ECLI:NL:CRVB:2006:AV8865

Centrale Raad van Beroep

Datum uitspraak
17 maart 2006
Publicatiedatum
4 april 2013
Zaaknummer
04/66 WAO
Instantie
Centrale Raad van Beroep
Type
Uitspraak
Rechtsgebied
Bestuursrecht; Socialezekerheidsrecht
Procedures
  • Hoger beroep
Rechters
Vindplaatsen
  • Rechtspraak.nl
AI samenvatting door LexboostAutomatisch gegenereerd

Vernietiging van WAO-schatting wegens onvoldoende functies en arbeidsplaatsen

In deze zaak gaat het om een hoger beroep van appellant tegen een besluit van de Raad van bestuur van het Uitvoeringsinstituut werknemersverzekeringen (Uwv) inzake de voortzetting van zijn WAO-uitkering. Appellant, die lijdt aan een progressieve heupaandoening, was het niet eens met de mate van arbeidsongeschiktheid die door gedaagde was vastgesteld op 35-45%. De rechtbank had het beroep van appellant ongegrond verklaard, maar de Centrale Raad van Beroep heeft in zijn uitspraak van 17 maart 2006 geoordeeld dat de WAO-schatting niet voldoet aan het vereiste aantal functies en arbeidsplaatsen.
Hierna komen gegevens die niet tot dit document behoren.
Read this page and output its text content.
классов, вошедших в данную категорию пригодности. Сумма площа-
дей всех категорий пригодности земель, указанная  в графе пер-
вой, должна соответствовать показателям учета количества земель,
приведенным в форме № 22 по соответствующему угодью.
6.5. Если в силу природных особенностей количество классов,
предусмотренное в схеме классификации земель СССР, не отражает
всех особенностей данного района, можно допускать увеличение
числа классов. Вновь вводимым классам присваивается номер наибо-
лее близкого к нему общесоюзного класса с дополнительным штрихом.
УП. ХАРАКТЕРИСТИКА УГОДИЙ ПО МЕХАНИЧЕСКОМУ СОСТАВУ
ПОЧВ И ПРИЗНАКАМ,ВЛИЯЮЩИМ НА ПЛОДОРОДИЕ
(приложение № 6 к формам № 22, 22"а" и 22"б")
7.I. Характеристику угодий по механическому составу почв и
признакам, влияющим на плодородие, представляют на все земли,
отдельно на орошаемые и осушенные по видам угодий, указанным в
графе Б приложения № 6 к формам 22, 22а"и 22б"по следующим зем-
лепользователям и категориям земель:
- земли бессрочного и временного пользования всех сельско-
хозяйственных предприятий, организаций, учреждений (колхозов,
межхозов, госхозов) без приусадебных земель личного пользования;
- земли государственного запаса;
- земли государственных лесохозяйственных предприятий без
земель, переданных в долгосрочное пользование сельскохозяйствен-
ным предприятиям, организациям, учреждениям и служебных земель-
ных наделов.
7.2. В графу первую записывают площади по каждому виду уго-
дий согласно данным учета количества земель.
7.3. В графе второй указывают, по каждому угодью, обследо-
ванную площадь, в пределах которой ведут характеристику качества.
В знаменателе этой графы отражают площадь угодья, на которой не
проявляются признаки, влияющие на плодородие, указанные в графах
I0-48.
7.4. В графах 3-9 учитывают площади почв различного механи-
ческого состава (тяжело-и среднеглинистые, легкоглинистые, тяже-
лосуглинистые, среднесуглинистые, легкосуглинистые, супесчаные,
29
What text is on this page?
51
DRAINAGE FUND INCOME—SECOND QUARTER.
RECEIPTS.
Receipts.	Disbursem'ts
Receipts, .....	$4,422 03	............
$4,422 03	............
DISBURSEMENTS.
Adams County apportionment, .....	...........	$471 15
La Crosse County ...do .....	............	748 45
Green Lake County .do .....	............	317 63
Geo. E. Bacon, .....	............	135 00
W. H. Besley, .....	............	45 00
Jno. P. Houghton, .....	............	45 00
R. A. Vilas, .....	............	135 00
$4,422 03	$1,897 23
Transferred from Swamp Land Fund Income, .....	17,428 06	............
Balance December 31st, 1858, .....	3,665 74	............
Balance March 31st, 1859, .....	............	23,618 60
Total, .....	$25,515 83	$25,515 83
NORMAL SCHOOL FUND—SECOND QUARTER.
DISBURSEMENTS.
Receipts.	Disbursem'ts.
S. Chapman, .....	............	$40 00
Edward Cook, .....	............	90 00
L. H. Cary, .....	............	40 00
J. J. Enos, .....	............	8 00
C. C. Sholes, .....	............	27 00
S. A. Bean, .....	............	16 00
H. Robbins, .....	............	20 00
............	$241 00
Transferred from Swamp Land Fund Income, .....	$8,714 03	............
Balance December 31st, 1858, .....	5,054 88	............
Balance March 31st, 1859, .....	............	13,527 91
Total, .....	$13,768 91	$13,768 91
De Raad heeft vastgesteld dat de rechtbank de feiten correct heeft vastgesteld, maar dat de schatting van de arbeidsmogelijkheden van appellant niet voldoende onderbouwd is. De deskundige die door de rechtbank was benoemd, had weliswaar beperkingen vastgesteld, maar de Raad twijfelt aan de geschiktheid van de functies die aan appellant zijn voorgehouden. De Raad concludeert dat de belasting in de functie van wikkelaar niet binnen de belastbaarheid van appellant blijft, en dat er onvoldoende functies zijn die appellant kan vervullen.

De uitspraak van de rechtbank wordt vernietigd en de Raad verklaart het inleidende beroep gegrond. Gedaagde wordt opgedragen om, met inachtneming van deze uitspraak, een nieuw besluit te nemen op het bezwaar van appellant tegen het eerdere besluit van 10 september 2001. Tevens wordt gedaagde veroordeeld in de kosten van het geding, die aan de zijde van appellant zijn begroot op € 1.043,91. De Raad heeft de uitspraak openbaar uitgesproken op 17 maart 2006.

Uitspraak

04/66 WAO
U I T S P R A A K
in het geding tussen:
[appellant], wonende te [woonplaats], appellant,
en
de Raad van bestuur van het Uitvoeringsinstituut werknemersverzekeringen, gedaagde.
I. ONTSTAAN EN LOOP VAN HET GEDING
Met ingang van 1 januari 2002 is de Wet structuur uitvoeringsorganisatie werk en inkomen in werking getreden. Ingevolge de Invoeringswet Wet structuur uitvoeringsorganisatie werk en inkomen treedt in dit geding de Raad van bestuur van het Uitvoeringsinstituut werknemersverzekeringen (Uwv) in de plaats van het Landelijk instituut sociale verzekeringen (Lisv). In deze uitspraak wordt onder gedaagde tevens verstaan het Lisv.
Appellant heeft hoger beroep ingesteld tegen de door de rechtbank Leeuwarden op
26 november 2003 tussen partijen onder nummer 02/495 WAO gewezen uitspraak.
Gedaagde heeft een verweerschrift ingezonden.
Het geding is behandeld ter zitting van de Raad op 10 februari 2006, waar appellant niet is verschenen, en gedaagde zich heeft laten vertegenwoordigen door T. Hollander, werkzaam bij het Uwv.
II. MOTIVERING
Het inleidende beroep richt zich tegen het besluit van 10 april 2002, waarbij gedaagde onder herroeping van zijn besluit van 10 september 2001 de eerder aan appellante toegekende uitkering op grond van de Wet op de arbeidsongeschiktheidsverzekering (WAO) ongewijzigd per 1 november 2001 heeft voortgezet naar een mate van arbeidsongeschiktheid van 35-45% .
De rechtbank heeft het beroep ongegrond verklaard.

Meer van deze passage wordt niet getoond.